Sentimental, the potential for people to say there’s a difference between men and women and use it to argue that therefore roles should be different in the work place. Eg brains.

WhatWouldGenghisDo Tue 07-Nov-17 15:13:12

It's interesting though, isn't it, that despite marked chromosomal and hormonal differences between sexes these don't seem to translate (even in the context of brain plasticity and differences in socialisation) into reliable difference in brain structure or function.

And not for the want of looking I might add.
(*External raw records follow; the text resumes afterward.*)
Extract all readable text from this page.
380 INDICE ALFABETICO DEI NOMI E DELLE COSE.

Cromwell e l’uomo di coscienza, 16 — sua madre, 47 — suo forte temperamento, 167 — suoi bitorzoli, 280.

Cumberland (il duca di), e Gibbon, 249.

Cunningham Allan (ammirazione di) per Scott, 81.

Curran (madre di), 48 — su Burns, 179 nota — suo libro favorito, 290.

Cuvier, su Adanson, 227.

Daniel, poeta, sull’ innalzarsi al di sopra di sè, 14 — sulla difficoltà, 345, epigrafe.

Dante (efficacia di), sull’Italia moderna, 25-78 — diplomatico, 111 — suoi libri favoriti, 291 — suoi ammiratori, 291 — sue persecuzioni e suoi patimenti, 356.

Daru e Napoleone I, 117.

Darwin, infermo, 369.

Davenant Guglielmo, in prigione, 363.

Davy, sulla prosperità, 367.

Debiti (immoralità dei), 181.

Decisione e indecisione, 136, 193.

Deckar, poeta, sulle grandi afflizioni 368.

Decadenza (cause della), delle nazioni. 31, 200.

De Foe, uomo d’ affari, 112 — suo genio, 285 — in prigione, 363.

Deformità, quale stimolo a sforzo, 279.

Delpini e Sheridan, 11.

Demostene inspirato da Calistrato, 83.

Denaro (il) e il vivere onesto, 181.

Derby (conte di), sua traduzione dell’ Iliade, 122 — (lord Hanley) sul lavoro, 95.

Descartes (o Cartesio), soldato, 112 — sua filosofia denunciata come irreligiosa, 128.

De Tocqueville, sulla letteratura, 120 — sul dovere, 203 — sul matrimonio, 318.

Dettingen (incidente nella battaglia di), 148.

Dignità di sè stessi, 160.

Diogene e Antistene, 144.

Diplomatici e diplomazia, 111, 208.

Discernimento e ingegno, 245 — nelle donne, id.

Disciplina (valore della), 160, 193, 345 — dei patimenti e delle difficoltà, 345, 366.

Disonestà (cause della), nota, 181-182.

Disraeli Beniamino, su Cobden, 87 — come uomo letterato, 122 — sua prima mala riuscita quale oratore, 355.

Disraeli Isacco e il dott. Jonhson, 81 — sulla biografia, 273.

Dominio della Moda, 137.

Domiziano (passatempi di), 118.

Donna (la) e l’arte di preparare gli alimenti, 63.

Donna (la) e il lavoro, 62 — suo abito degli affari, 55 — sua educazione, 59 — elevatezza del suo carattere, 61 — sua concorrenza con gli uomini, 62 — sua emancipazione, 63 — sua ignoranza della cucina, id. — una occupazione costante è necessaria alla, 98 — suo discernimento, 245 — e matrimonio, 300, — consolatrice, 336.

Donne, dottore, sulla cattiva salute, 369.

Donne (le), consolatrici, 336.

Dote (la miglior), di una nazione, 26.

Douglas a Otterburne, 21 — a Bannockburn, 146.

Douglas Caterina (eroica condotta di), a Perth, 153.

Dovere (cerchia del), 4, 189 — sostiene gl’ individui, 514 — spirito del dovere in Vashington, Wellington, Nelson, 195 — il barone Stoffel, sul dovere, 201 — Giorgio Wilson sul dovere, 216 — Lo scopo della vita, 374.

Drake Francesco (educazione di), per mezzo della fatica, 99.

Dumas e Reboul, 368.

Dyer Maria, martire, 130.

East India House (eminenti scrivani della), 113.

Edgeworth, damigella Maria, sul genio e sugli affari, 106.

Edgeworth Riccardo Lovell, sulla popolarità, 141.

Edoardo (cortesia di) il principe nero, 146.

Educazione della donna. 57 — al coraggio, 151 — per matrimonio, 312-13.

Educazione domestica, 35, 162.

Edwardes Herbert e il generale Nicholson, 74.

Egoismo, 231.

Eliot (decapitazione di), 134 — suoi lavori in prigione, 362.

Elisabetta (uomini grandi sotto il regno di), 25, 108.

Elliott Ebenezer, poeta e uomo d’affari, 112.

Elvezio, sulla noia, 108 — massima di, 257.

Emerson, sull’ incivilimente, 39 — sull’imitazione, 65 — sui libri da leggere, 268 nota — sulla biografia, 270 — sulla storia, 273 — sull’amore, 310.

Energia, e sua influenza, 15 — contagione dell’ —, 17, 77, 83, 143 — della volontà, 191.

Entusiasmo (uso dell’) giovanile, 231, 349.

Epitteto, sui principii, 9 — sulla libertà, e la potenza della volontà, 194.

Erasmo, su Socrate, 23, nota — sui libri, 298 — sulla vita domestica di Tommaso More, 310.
Sentimentallentil Tue 07-Nov-17 15:21:01

But there are already differences between men and women, men tend to be bigger, women live longer, women birth the babies, men are more susceptible to genetic conditions.
There are already biological differences between the sexes, in fact every chromosone in my body is different to a mans, but differences don’t mean we have to succumb to gender roles as there is difference between individuals too and just because someone’s body is a certain way doesn’t mean you can tell what characteristics they have. You couldn’t scan a persons brain and tell whether that person was good at golf or loved to wear high heels, just because you’re tall doesn’t mean you’re good at basketball.

WhatWouldGenghisDo Tue 07-Nov-17 15:22:10

Genetic variation is interesting to study and in no way invalidating of anyone's humanity, but currently irrelevant to the binary nature of sexual reproduction because as yet no 3rd category of gamete has emerged from it.

Ekphrasis Tue 07-Nov-17 15:42:23

I guess we know the brain is very plastic and affected by many external factors. At its most plastic from the ages of 0-3 (the most important time imo regarding many things including the early seeding of male violence) and briefly in the early teens; it stops developing in our early 20s. So plenty of opportunity to be developed and changed. And it can learn new things it’s whole life.

Sentimentallentil Tue 07-Nov-17 15:52:08

How is it not a disorder?

My understanding is that there are many different types of intersex, some caused by a genetic condition such as Turner Syndrome, or because of a hormonal imbalance such as women who have enlarged clitorus and a closed vaginal opening.
I don’t think that it’s something that needs to be ‘fixed’ but I can’t see how it’s not an disorder.